Postamos hoje mais uma colaboração do Prof. Sinvaldo
O bairro de Realengo tem suas histórias, crônicas e memórias. Tem também seus personagens pitorescos, monumentos significativos, homens e mulheres notáveis.
As memórias e crônicas da Escola Militar de Realengo aparecem entremeadas de situações jocosas e apelidos bizarros. Um deles, o “Lhufas”, que na verdade se chamava Aristides, era uma das figuras mais queridas daquela academia.
Encarregado do corte de cabelos de todo o corpo de cadetes, Aristides estava sempre pronto para resolver toda sorte de dificuldades. Era o verdadeiro quebra-galho de todas as horas, oferecendo, desde pequenos aviamentos emergenciais, como botões, agulhas, linhas, esparadrapo, sabonete, creme e lâminas de barbear, pasta dentifrícia, cadarços e pentes de bolso, até sua mochila repleta de guloseimas, disputadas a pau e pedra, pelos esfomeados cadetes, após longas marchas e cansativos exercícios hípicos.
Segundo Hilnor Canguçu Taulois de Mesquita, que estudou na Escola Militar de Realengo, e foi declarado aspirante a oficial da Arma de Infantaria em 22 de novembro de 1937, o “Lhufas”, que era baixinho, de tez parda, cabelos crespos já grisalhos e começando a rarear, foi a figura mais popular de toda a Escola.
Além de quebra-galho, de esbanjar simpatia e da cordialidade como tratava indistintamente a todos, o barbeiro Aristides era um piadista de verve acentuada. Sempre que chegava ao alojamento, os cadetes queriam logo ouvir o seu repertório inesgotável de anedotas inteligentes, picantes e saborosíssimas.

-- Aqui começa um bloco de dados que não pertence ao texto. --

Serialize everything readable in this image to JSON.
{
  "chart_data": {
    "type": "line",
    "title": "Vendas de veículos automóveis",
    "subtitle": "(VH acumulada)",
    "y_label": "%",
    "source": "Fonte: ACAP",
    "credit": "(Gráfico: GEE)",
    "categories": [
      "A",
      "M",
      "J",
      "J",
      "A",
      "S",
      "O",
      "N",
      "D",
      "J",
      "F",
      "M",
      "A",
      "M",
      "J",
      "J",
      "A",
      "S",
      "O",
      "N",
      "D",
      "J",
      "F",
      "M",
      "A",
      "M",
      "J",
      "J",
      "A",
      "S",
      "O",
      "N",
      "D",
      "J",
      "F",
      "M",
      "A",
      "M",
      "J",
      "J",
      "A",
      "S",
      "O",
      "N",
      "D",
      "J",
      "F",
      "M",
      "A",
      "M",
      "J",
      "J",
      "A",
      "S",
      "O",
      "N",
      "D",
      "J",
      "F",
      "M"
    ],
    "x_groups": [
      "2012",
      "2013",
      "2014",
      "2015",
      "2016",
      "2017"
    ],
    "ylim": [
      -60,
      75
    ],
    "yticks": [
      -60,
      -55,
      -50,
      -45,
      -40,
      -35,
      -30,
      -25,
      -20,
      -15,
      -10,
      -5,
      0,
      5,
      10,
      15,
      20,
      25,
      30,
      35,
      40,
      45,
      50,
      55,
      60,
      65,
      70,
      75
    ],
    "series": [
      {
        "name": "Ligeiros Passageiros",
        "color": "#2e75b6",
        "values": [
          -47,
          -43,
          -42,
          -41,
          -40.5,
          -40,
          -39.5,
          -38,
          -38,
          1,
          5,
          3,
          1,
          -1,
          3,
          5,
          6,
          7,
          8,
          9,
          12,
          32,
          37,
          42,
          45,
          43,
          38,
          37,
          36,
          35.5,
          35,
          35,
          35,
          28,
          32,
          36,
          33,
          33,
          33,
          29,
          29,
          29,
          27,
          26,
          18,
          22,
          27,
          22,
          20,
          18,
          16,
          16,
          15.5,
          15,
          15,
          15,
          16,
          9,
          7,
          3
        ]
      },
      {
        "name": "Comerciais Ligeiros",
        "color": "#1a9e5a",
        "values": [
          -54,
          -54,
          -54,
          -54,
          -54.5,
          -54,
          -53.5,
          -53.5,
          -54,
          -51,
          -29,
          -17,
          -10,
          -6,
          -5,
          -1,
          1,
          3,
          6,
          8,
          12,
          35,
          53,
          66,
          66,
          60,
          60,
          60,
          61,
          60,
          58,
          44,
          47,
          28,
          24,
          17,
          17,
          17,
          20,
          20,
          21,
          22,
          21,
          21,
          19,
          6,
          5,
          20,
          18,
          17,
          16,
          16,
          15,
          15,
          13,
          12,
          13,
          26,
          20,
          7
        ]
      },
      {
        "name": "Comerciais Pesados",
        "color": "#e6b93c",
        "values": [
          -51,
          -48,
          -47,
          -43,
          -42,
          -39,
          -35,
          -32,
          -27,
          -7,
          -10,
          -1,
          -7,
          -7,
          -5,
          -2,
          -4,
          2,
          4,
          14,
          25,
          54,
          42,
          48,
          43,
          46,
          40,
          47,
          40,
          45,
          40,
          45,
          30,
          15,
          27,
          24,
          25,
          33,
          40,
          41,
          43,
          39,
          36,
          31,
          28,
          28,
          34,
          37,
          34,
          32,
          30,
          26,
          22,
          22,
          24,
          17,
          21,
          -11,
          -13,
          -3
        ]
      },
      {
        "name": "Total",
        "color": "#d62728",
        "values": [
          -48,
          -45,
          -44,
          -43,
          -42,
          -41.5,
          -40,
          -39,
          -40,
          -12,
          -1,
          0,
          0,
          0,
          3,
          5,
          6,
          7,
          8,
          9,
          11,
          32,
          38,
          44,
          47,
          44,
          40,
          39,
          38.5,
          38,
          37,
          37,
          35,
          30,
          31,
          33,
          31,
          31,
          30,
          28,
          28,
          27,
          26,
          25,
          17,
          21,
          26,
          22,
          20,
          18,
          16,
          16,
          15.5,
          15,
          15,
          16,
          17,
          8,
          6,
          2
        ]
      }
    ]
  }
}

Por ser encarregado da barbearia dos cadetes, lhe era franqueada a presença nas manobras, acampamentos, marchas e exercícios de longa duração, realizados pela Escola Militar de Realengo. “Lá ia também o Lhufas, de culote e camisa de brim cáqui, acompanhando o Batalhão de Infantaria, marchando conosco, transportando enorme mochila...”
Hilnor de Mesquita, na obra intitulada “Memórias do Realengo”, organizada por João de Abreu Lins, recorda um episódio ocorrido nas manobras de Taubaté, em 1936.
“Estávamos acampados e não sei como, correu a notícia de que havia nas imediações, uma “venda” que oferecia uma “pinga” verdadeiramente deliciosa.
“Sair do estacionamento, não era possível. Mas lá estava o providencial “Lhufas”, a quem vários cadetes entregaram os cantis, para que os enchesse de “pinga”. Ao passar por uma porteira junto à qual papeavam alguns “frangos”, o prestativo barbeiro foi interpelado por um dos tenentes:
“Aonde vai, Lhufas, com todos esses cantis?”
“Seu tenente, os cadetes não me dão uma folga. Vou encher estes cantis numa bica de água fresquinha, que existe aqui perto...”
“Ao regressar o Aristides, lá continuavam os oficiais, no seu “P.P.” junto à porteira. Cada um deles pediu um cantil, dele tomando um gole... de deliciosa água fresca, que era o que realmente continham os cantis.
Subindo a encosta, o Lhufas – já perto do acampamento – esvaziou uma por uma as vasilhas. E, ao passar de novo pelo grupo de oficiais, lamuriou-se dizendo:
“Pelo jeito, não vou descansar tão cedo... Agora outros também querem água... Só vou folgar quando os cadetes recomeçarem o exercício; espero que seja logo, se os senhores me ajudarem”.
“Ao voltar, desta vez com os cantis cheios de “água que passarinho não bebe”, o Lhufas já não encontrou na porteira o grupo de desconfiados “frangos”, pois estes, da mesma forma que os cadetes, haviam atendido ao chamamento da corneta, que a todos estridentemente convocava para dar início aos trabalhos do dia...”
E assim, o fígaro da Escola Militar de Realengo, ia se tornando amigo de todos. A ponto de construir sua casa no bairro, com a ajuda mensal e espontânea de todos os cadetes do 3º ano, que contribuíram com 1 mil réis, abatidos do soldo na hora de receber o pagamento.
Hilnor, que, anos depois, voltaria à Escola Militar do Realengo já como oficial superior, reencontraria o barbeiro Aristides octogenário.
“Recordo-o, porém, como um homem bom e prestativo, inteligente e espirituoso, modesto... mas que saiba, no fundo de sua alma, ser grato para com aqueles que mostraram ser seus amigos”, concluiu Hilnor Canguçu de Mesquita.